Tuesday, 20 December 2011
Investing Book Gift Ideas
Still need a few gifts and don't know what to get for that investor on your list, or are you an investor looking for something good to read during the holidays? Here are some suggestions.
The Intelligent Investor - by Benjamin Graham, updated by Jason Zweig
This classic should be on every investor's reading list. It teaches us how not to lose money in the market, both from the technical standpoint of assessing accounting and business factors to the psychological discipline required. If we can absorb and adhere to the lessons within, we can aspire to doing as well as Graham's most famous disciple, the multi-billionaire Warren Buffett.
Stock Market Superstars by Bob Thompson
A dozen of Canada's most successful stock-picking fund managers say how they do it in a series of rollicking free-form interviews which entertain and educate about how to succeed by being different from the herd. Not many investment books can make you laugh but this one does with the irreverent, no-punches pulled comments by the superstars.
Financial Statement Analysis (4th edition) by Martin Fridson and Fernando Alvarez
For the more advanced investor, once you want to get into the ins and outs of financial statements and the tricks of the accounting trade in order to assess companies and stocks yourself, this book will help enormously. It assumes you know the basics of income statements and balance sheets but you don't have to be a chartered accountant to follow along. Highly readable for the layman despite the subject matter, it tells us how to protect ourselves and spot trouble by taking account of the motivations of company managers.
Understanding Wall Street (5th ed) by Jeffrey Little and Lucien Rhodes
If you need something simpler to get started, whether it is to understand accounting statements or how markets and investments work in general, this is the book to buy. Very practical and intuitive with many simple examples, it can be read through or used merely as reference.
No Hype - The Straight Goods on Investing Your Money, 2nd edition by Gail Bebee
Here's another book that covers basics, but this one is aimed specifically at Canadians. It includes a brief rundown on everything from the types of investments out there (stocks, bonds, GICs, mutual funds, ETFs etc), the various accounts (RRSP, TFSA, RESP, taxable and so on), taxes on investments, annuities, advisors, the list goes on. There is little missing the average investor could want to know about. The book even includes sample portfolios, ranging from the ultra-simple starter to complex with individual stocks and with differing levels of conservatism.

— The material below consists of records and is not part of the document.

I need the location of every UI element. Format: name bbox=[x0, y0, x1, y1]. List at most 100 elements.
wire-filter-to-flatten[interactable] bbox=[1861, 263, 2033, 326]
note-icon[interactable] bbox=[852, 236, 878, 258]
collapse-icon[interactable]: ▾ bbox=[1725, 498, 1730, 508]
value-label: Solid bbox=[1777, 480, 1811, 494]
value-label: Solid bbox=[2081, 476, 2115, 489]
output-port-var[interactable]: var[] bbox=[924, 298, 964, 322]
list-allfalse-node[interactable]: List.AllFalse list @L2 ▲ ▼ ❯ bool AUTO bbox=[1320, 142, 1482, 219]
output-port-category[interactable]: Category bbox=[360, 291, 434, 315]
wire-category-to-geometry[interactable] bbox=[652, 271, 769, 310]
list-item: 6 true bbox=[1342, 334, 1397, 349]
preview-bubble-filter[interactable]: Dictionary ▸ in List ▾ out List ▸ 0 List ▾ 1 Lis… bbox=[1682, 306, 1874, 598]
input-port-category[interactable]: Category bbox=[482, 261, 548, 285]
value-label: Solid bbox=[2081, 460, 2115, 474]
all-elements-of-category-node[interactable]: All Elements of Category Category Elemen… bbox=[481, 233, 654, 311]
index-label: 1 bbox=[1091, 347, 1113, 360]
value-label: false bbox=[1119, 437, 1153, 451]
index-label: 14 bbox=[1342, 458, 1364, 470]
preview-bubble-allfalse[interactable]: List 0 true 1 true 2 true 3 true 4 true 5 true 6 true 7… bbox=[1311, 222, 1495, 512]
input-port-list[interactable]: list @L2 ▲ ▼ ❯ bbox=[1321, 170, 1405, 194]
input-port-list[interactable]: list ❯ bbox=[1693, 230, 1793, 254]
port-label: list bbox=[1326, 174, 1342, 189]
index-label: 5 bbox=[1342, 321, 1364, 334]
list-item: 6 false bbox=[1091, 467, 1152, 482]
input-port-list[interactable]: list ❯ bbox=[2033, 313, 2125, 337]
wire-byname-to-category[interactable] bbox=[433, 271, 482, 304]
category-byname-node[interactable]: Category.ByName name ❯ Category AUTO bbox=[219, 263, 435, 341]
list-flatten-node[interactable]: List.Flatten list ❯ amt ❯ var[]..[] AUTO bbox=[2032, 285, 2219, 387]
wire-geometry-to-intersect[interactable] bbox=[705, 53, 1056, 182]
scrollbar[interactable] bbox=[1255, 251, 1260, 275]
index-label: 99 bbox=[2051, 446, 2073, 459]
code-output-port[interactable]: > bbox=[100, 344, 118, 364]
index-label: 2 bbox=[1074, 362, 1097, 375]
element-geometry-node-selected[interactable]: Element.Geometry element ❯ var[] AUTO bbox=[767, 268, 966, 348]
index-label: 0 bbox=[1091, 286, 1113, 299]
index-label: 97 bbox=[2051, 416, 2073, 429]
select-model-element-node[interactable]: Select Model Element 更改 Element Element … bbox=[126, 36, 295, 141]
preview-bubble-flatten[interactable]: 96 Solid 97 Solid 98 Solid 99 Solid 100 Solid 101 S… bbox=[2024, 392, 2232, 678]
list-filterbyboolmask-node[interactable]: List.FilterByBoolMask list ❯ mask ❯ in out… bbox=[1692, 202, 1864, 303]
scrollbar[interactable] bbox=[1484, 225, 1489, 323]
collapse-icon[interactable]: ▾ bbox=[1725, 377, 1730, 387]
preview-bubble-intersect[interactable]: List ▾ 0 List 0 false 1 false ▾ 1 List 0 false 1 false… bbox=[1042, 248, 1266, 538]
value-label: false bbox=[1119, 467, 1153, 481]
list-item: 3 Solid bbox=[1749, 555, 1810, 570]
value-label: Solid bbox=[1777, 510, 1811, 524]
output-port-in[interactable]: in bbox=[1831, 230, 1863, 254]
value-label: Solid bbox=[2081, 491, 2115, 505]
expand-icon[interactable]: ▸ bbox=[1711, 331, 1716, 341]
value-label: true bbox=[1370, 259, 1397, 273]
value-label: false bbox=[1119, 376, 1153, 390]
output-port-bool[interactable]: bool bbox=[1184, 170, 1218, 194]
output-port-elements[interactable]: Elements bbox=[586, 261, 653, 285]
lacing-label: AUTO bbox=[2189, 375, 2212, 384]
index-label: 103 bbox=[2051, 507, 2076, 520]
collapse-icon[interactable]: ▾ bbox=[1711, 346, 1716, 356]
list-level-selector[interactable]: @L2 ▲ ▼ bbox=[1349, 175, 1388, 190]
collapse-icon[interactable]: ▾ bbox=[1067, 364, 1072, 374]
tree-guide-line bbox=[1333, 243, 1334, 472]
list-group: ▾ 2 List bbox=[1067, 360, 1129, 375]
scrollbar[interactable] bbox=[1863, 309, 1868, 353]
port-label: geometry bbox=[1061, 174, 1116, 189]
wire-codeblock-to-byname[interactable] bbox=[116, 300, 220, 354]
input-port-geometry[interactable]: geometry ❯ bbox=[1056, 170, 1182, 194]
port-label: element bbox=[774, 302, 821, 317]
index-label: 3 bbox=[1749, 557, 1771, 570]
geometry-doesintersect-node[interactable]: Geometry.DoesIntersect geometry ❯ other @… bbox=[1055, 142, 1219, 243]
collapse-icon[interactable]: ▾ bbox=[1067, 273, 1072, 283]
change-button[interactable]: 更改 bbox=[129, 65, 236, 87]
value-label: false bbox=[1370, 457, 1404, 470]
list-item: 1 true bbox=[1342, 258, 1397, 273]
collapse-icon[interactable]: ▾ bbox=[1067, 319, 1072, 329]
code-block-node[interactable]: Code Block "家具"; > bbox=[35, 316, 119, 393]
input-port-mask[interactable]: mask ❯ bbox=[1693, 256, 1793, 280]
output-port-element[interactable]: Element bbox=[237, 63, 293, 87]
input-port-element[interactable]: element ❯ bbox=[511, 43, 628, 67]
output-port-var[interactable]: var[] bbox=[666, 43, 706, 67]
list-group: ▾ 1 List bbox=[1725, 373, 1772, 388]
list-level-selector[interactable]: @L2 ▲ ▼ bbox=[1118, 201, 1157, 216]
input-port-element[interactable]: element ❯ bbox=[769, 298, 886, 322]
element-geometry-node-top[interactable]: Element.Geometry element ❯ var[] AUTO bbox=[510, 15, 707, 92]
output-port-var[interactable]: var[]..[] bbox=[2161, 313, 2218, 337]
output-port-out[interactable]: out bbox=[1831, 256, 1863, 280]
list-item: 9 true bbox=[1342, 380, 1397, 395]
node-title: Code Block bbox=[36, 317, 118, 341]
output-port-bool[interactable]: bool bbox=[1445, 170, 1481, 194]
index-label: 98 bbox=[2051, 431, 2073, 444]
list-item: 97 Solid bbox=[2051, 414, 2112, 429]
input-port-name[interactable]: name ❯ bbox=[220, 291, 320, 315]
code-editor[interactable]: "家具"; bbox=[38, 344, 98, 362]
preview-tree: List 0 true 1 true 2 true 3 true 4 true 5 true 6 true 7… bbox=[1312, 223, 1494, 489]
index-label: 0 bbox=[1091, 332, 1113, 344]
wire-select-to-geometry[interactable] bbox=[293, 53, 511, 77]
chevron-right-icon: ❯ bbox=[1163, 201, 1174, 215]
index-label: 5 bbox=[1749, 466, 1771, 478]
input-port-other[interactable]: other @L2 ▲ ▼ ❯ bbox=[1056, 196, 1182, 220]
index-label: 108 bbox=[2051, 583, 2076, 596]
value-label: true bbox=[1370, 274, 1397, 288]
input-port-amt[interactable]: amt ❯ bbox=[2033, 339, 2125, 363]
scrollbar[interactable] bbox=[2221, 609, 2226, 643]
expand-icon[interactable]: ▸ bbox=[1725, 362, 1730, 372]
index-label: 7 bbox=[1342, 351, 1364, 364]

Behavioural Technical Analysis by Paul Azzopardi
We've all heard that our own worst enemy in investing is not the market or some outside agency but our very own selves. We buy when we should sell and sell when it it time to buy. Lots of research has been done into the errors we make and there are some quite well-known books about how and why our behavioural errors happen. But no book does as good a job at explaining them and fitting them together coherently as does this one. The value for the investor is obvious - understanding can lead to fewer costly errors.
What Kind of an Investor Are You? by Richard Deaves
Those who take pleasure in their investing and are good at it may find it hard to believe that many people don't have the interest, time or skills to do respectably at it. If you are among those "many", here is a book that will guide you to figure out whether to simply rely on an advisor (and if so, how to pick a good one, since a bad one could wreck your financial future) or to do-it-yourself. If you are a DIYer there is guidance on how to build a sensible strategy based on Canadian ETFs or mutual funds. The book's advice is brief, simple and practical.
Unconventional Success by David Swensen
David Swensen's long and successful experience managing the gigantic Yale University endowment fund gives him deep knowledge of how the investment industry works and how various types of assets perform, knowledge that he passes along to the reader in this book. He recommends using only certain asset classes and passive index funds for most investors, and explains why in a cogent, persuasive fashion backed by logic and data. Who knows, in a few years the investment strategy he advocates could become the mainstream conventional approach.
All About Asset Allocation by Richard Ferri
This blog has emphasized the importance of asset allocation as a means to lower investment risk and achieve steadier returns. Ferri's book walks us through in more detail from the ground up why asset allocation works and how to do it properly using ETFs or mutual funds.
The New Investment Frontier III by Howard Atkinson
It's still the best book about ETFs in Canada, despite getting out of date due to the multiplication of new ETFs on the market. The explanation of how ETFs function in comparison to mutual funds, the discussion of indices, the run-through on income tax implications, all are as true today as when the book was last revised.
Uncontrolled Risk by Mark T. Williams
Interested to know who to blame for the 2008 credit crisis? Read this book to find out who else there is besides the obvious culprits in investment banking. Through the story of the collapse of central player Lehman Brothers, Williams shows how 2008 was the culmination of decades of build-up among many players. Along the way we learn what acronyms like CDS and MBS mean ... without our brain hurting too much. The scary thing is the author's conclusion that the risk of systemic financial collapse still remains.
Happy holidays to all and good reading!
Disclaimer: this post is my opinion only and should not be construed as investment advice. Readers should be aware that the above comparisons are not an investment recommendation. They rest on other sources, whose accuracy is not guaranteed and the article may not interpret such results correctly. Do your homework before making any decisions and consider consulting a professional advisor.